Ruby yield is used to pass control and one or more values to a code block that has been sent to a method. Your yielding method is in charge and when the code block exits, control returns automatically to the yielder.
Yield is the Strategy Pattern provided in the core of the language.
For example, the open method can take a block and return the results of the block. You can write some code like a typical Python idiom:
>>> to_clean = open("test.txt").readlines()
identically in Ruby:
>> to_clean = open("test.txt").readlines()
or in Ruby with a block:
>> to_clean = open("test.txt") { |f| f.readlines() }
The block-based Ruby version is more predictable and safer. If there is a failure within the block, it guarantees the file closure. Blocks in Ruby have their own scope and are also closures - they retain the context for variables from outside the block which are used inside the block. Blocks in Smalltalk are typically used to pass logic into other method calls. With the yield style of using blocks in Ruby, they seem to have a more local purpose.
The declaration of Ruby blocks is very similar to Smalltalk blocks and straightforward. Blocks are bounded by the words do and end or a pair of braces. The Ruby convention that has evolved is to use braces for single-line examples as I've done here and use do/end for bounding multiple-line blocks.
The vertical bar or pipe character is used to bound the parameters to the block. These parameters are populated by whatever is yielding to the block so their purpose and count depends on the method you're sending the block to. The comma-separated list of parameter names is just names, no typing information of course!
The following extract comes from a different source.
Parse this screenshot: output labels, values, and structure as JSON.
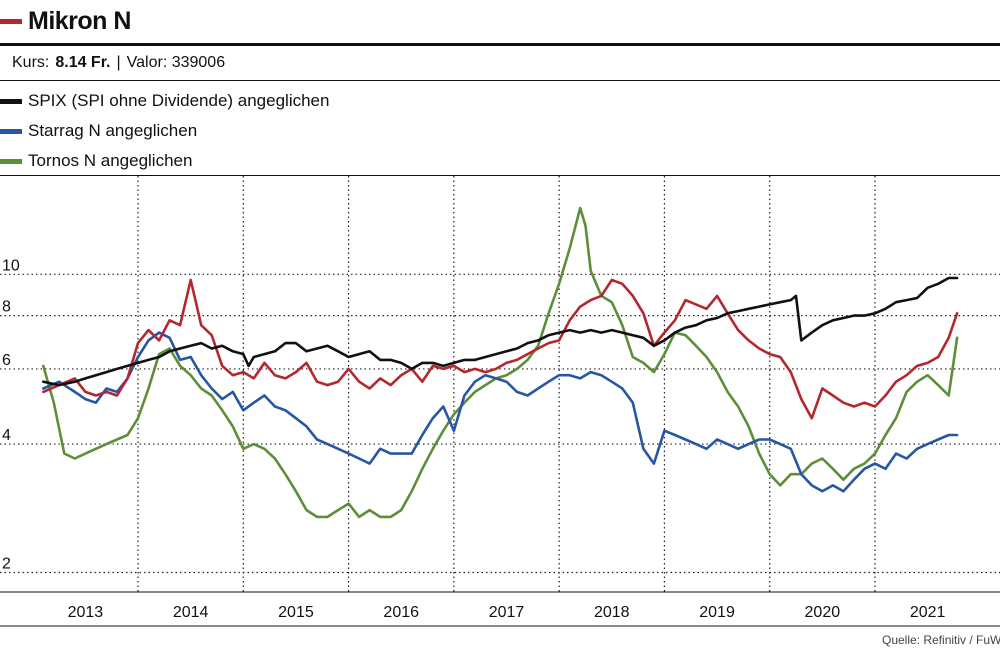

Recipe 7.2 in Ruby Cookbook has a nice detailed explanation of yielding to blocks and subsequent recipes show more examples iterating over data structures.
The each method returns the container, as all Ruby expressions return a value. If you do something like printing the parameters to the block, you will see them printed first:
>> aList = ["fred", " ", "harry"]
=> ["fred", " ", "harry"]
>> aList.each { |x| print x }
fred harry=> ["fred", " ", "harry"]
Looking through the definition of the Enumerable mixin (more on what mixin means later), I spotted the collect method which does create a new array from the results of the block:
>> aList = ["fred", " ", "harry"]
=> ["fred", " ", "harry"]
>> aList.collect { |x| x.length unless x.rstrip.empty? }
=> [4, nil, 5]
Oops: it is very literal-minded - if you don't return anything in the block, a nil is put in that slot in the array being created.
Enough elegance - rather than trying to write an expression which returns the data I want, I gave up and decided to have the code block act on some data storage from outside that was pre-declared:
>> destList = []
=> []
>> aList = ["fred", " ", "harry"]
=> ["fred", " ", "harry"]
>> aList.each { |x| destList << x unless x.rstrip.empty? }
=> ["fred", " ", "harry"]
>> destList
=> ["fred", "harry"]
More on blocks in a future episode, this one posted from Hokitika on the West Coast of New Zealand's South island where we are enjoying a holiday.